Worse, if you do "deep" cloning and there is a circular reference in your objects you're gonna waste a lot of memory!

My point is, that at some level this post shows there is little conceptual idea of that is actually modeled and (may be worse) what is happening under the hood if you use "deep" cloning.

In other words: there is nothing "shallow" in the cloning that is performed. You wanted a copy of an object and you got exactly that. That it doesn't "behave" as "expected" has to do with shallow knowledge, not shallow cloning. And if one doesn't understand what he/she is doing, your "solution" may even be worse.

Mark Clarke's picture

Well the reason you would want to do a deep copy is probably the same reason you would want to do a shallow copy except with the added n requirement that you want a complete copy of the object. Perhaps you have never had this requirement in your applications.

This is often the case, for example when you are using value objects or data transfer objects or when you wish to make a defensive copy of an object so some other code doesn't change the object state while you working on it. (This is only a problem in multi threaded applications though so maybe not that big a deal in PHP.)

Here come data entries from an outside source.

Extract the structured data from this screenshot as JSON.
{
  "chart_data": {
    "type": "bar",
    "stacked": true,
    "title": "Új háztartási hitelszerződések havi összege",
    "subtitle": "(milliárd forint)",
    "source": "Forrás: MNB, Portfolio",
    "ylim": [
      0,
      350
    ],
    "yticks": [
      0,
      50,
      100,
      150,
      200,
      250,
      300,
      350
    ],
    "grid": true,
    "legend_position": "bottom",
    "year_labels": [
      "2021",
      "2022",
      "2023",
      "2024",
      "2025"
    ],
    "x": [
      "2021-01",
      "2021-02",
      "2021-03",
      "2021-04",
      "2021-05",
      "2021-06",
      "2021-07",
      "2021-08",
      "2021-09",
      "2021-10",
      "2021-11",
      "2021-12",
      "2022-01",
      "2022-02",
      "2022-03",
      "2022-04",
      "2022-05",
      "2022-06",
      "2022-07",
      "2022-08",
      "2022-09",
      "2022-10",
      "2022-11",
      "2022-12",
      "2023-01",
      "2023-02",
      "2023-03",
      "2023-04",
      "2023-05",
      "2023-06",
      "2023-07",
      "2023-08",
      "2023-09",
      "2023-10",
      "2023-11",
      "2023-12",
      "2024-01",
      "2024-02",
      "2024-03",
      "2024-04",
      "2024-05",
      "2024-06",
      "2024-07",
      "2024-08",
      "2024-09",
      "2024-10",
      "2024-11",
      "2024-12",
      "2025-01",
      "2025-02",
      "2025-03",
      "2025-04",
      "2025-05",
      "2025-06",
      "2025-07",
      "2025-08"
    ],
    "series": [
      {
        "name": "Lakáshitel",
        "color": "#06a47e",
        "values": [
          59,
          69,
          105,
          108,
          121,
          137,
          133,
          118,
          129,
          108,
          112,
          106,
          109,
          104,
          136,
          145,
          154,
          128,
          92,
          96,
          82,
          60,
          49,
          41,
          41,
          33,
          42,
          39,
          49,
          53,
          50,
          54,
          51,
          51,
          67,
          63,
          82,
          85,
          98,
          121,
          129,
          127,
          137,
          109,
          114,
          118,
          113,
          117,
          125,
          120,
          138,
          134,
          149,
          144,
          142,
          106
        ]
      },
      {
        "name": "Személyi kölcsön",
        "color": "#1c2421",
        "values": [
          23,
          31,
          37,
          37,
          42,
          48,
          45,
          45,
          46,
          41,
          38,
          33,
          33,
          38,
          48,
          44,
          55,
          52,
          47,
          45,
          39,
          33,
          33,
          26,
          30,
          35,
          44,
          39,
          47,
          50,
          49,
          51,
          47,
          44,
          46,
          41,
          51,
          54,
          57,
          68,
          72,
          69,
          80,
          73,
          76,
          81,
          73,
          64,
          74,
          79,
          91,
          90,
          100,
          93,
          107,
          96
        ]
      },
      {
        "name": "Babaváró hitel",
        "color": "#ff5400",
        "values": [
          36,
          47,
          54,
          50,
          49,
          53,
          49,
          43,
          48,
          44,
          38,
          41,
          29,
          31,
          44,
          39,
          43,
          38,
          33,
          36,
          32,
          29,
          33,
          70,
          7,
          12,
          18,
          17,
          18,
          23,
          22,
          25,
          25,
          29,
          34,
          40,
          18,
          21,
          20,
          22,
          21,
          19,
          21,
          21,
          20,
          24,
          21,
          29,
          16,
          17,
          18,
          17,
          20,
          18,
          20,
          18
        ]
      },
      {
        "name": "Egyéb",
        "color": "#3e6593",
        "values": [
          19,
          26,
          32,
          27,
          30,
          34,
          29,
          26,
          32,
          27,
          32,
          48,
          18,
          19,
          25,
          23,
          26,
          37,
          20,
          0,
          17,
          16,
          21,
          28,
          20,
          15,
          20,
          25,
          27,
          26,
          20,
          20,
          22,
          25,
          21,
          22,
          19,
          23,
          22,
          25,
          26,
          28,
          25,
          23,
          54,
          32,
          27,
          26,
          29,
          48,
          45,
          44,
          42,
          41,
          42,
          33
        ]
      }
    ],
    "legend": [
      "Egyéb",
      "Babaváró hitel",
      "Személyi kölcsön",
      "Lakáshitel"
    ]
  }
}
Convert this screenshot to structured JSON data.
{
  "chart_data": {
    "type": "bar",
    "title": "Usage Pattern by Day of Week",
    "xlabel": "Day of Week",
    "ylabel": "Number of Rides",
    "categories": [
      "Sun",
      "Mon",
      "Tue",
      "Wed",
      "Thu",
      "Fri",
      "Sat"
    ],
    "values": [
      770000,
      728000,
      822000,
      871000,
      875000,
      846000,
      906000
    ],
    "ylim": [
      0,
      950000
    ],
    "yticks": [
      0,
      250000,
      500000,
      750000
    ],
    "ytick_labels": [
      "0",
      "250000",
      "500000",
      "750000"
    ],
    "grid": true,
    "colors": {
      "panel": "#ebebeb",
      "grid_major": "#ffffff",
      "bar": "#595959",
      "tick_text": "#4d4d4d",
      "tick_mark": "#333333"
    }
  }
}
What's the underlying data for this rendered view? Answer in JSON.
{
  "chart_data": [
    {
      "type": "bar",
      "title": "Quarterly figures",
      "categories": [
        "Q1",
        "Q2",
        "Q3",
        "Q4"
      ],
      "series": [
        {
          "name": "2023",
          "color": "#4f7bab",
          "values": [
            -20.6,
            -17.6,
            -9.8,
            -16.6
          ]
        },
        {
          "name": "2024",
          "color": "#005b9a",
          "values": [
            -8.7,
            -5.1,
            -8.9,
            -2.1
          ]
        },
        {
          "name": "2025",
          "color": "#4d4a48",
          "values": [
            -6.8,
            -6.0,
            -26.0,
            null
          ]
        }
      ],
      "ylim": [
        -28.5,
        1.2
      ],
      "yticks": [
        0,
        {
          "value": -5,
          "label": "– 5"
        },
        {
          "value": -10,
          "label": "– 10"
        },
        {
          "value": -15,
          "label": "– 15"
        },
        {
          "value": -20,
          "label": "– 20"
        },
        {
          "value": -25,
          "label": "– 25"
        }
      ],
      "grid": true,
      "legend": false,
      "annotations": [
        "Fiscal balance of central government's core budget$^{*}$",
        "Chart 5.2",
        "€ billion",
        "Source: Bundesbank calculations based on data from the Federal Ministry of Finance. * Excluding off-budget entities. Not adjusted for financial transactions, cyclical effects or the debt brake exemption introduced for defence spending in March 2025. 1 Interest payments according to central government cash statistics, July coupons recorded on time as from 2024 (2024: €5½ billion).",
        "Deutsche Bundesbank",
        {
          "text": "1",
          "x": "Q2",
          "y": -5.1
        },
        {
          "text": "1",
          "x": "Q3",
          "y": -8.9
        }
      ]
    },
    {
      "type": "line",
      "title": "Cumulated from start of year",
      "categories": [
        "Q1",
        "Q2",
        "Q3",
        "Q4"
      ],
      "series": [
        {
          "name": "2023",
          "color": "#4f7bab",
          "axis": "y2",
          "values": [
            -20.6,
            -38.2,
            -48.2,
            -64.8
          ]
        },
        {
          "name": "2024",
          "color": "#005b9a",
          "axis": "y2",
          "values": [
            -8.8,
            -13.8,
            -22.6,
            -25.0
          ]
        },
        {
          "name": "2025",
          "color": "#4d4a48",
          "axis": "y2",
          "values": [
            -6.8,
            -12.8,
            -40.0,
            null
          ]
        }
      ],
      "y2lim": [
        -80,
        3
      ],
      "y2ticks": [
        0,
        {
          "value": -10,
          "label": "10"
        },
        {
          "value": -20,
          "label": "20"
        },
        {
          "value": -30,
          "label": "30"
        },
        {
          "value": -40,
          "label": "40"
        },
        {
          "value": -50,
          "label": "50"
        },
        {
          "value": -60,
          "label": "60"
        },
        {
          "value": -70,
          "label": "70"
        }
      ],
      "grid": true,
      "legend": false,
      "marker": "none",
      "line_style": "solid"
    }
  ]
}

Alternatively you want to make sure that your api does not allow other functions to change the state of objects you have reference too, so return a copy.

As for the problem with circular reference thats exactly why you have to implement the __clone method yourself. You would write code to detect any such problem.

Your view on the irrelvance of the need for deep copying begs the question -"why is there a clone method in php?" I am sure that you can happily code in PHP without ever needing to do a deep copy if you can avoid it, but that doesn't mean the need doesn't exist.

Another way to be sure to make a deep copy, is to use "serialize" function.
$new_obj = unserialize(serialize($obj));

I think that it is faster than using "__clone()". But you have less control, and the code is not as beautifull as using "__clone".